The protest was expressed in an open letter addressed to the Prime Minister Victor Ponta and to the Minister of Development Liviu Dragnea and signed by (among others) directors Lucian Pintilie, Cristi Puiu, Călin Netzer, Corneliu Porumboiu, Radu Muntean, Radu Jude, and producers Ada Solomon and Tudor Giurgiu.
In an apparent reply to the protest in a declaration quoted by the Romanian press agency Mediafax the prime minister Victor Ponta said that the funding for production of Romanian films administrated by the National Centre for Cinema will remain the same. He also said that the decentralization of the administration of cinemas will go on with the exception of some four or five cinemas which will be kept by the state in order to host domestic openings.
The budget of the Film Fund, which is financing film production, decreased from 9m EUR/40m RON in 2007 to 5.6m EUR/ 25m RON in 2012. The Film Fund is administrated by the National Centre for Cinema, and is not supported by the state budget, but from a variety of commercial sources including advertising revenues and film sales.
Filmmakers also disagree with the proposal to move art house cinemas administrated by RADEF România Film to the jurisdiction of local councils.
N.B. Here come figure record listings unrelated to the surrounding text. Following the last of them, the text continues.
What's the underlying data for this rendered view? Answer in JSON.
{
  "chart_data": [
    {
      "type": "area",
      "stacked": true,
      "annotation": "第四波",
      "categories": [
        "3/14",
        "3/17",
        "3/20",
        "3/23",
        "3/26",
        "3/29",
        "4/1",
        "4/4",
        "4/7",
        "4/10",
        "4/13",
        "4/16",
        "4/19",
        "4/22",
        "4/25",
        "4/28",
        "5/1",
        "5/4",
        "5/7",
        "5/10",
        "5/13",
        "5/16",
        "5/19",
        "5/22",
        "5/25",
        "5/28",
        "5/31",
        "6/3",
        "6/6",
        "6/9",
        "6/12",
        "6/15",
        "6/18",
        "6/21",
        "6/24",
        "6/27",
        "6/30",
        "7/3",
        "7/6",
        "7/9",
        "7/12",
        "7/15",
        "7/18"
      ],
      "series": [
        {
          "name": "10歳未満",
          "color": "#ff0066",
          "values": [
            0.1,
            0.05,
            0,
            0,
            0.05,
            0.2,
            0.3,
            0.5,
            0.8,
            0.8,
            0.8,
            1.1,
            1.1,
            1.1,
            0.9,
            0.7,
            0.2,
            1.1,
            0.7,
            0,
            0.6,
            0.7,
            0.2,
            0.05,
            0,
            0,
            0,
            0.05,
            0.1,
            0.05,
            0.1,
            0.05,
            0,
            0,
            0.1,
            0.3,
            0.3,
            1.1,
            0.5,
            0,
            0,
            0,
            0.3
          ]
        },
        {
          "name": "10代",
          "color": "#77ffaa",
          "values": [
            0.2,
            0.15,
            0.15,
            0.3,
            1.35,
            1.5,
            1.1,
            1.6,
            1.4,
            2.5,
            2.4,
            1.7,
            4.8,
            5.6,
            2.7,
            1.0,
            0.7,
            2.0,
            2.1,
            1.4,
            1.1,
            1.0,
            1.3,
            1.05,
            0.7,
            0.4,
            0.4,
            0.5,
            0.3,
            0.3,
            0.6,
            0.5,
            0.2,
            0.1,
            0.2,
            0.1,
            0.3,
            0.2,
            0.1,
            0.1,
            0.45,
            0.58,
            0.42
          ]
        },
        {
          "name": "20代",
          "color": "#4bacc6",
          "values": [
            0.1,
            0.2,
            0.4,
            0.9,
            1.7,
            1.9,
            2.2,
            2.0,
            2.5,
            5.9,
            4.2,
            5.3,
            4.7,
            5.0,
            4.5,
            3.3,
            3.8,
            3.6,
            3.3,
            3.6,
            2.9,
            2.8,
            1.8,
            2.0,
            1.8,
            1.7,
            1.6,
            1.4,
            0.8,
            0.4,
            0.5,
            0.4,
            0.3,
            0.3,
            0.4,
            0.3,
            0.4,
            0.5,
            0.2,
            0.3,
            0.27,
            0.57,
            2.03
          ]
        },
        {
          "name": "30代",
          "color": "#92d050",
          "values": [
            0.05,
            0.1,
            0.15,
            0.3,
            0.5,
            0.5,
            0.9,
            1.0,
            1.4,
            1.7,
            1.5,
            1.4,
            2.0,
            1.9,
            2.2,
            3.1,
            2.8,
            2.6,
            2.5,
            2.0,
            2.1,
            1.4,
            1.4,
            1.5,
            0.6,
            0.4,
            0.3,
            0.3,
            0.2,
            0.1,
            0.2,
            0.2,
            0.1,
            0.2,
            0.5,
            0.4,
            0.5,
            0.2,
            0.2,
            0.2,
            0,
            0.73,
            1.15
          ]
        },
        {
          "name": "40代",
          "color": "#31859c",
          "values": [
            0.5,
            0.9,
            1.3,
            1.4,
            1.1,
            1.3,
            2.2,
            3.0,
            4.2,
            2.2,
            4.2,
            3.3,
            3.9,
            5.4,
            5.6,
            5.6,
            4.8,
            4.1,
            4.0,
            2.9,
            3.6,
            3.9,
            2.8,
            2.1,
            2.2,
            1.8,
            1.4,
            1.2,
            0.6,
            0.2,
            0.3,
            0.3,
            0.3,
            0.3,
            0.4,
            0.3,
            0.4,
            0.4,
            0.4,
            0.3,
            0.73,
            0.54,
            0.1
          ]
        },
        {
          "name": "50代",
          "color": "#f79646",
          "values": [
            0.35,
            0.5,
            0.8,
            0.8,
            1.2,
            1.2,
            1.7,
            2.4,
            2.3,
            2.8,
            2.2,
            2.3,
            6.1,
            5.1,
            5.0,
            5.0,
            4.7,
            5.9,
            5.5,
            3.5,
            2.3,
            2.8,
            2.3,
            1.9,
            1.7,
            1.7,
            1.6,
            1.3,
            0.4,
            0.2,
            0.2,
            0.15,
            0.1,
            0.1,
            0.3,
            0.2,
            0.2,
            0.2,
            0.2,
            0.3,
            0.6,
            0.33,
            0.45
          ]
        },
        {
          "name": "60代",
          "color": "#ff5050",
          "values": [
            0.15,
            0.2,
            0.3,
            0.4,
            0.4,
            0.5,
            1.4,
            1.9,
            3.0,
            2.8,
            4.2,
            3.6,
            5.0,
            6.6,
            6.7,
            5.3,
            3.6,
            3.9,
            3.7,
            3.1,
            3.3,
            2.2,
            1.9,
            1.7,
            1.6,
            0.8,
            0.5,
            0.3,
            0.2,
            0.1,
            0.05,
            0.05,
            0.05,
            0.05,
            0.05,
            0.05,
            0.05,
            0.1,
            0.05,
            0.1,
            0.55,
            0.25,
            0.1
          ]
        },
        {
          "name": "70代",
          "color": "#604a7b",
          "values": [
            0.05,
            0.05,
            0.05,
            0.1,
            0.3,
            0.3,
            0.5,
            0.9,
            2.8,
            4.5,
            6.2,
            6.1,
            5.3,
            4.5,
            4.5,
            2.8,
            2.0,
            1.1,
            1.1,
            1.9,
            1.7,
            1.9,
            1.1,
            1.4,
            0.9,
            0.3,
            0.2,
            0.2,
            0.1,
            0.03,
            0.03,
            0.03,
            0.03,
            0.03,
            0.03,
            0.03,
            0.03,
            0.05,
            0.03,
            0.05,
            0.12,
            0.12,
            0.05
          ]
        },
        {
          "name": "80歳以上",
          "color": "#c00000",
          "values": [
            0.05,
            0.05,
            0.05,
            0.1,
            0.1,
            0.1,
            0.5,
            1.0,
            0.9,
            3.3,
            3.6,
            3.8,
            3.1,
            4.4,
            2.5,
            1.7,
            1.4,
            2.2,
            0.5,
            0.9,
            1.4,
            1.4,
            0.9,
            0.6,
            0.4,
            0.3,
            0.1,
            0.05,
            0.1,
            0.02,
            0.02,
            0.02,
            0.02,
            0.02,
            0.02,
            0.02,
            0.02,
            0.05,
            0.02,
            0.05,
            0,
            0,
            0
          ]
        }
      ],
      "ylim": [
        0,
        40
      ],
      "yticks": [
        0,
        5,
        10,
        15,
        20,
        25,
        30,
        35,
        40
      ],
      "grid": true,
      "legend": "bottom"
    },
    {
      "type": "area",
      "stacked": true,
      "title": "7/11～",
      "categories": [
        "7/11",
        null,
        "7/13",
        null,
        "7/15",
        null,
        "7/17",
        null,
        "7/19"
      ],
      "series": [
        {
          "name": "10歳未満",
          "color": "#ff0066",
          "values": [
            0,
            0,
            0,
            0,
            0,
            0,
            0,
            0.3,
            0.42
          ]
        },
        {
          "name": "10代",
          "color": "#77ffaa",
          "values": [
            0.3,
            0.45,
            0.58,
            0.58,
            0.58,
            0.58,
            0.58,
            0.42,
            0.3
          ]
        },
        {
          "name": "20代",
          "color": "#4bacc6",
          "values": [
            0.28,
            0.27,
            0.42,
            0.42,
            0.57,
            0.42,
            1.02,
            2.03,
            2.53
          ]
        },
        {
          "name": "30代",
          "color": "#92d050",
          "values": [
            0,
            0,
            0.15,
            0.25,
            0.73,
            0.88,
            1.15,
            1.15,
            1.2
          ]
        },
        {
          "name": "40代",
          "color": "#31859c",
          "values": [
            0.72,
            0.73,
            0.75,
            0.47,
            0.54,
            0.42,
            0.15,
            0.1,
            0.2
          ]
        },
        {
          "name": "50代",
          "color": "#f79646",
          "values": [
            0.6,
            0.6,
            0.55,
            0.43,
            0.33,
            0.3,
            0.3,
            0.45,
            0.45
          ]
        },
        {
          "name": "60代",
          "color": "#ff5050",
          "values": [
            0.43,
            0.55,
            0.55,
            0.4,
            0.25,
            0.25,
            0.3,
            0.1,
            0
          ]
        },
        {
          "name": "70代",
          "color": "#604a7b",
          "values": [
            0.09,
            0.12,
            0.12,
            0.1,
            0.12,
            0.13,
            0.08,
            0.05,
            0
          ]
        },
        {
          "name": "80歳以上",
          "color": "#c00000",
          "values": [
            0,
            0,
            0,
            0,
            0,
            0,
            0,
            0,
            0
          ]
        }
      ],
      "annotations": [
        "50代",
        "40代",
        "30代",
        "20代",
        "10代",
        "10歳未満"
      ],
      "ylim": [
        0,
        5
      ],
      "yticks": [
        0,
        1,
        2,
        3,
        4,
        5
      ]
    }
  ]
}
The filmmakers stated that in 2008, RADEF România Film handed 107 cinema theatres to local councils and only three of them are still used as cinema theatres, despite the legal requirement that they be used as cinemas for 15 years.
Filmmakers are suggesting that the Ministry of Culture and National Heritage should take control of 26 cinema theatres from RADEF and manage them as a network of theatres able to screen Romanian and European films, given the fact that multiplexes refuse to show domestic films.
RADEF Romania Film, which inherited the former pre-1990 state cinema network, currently operates 32 screens in 21 towns.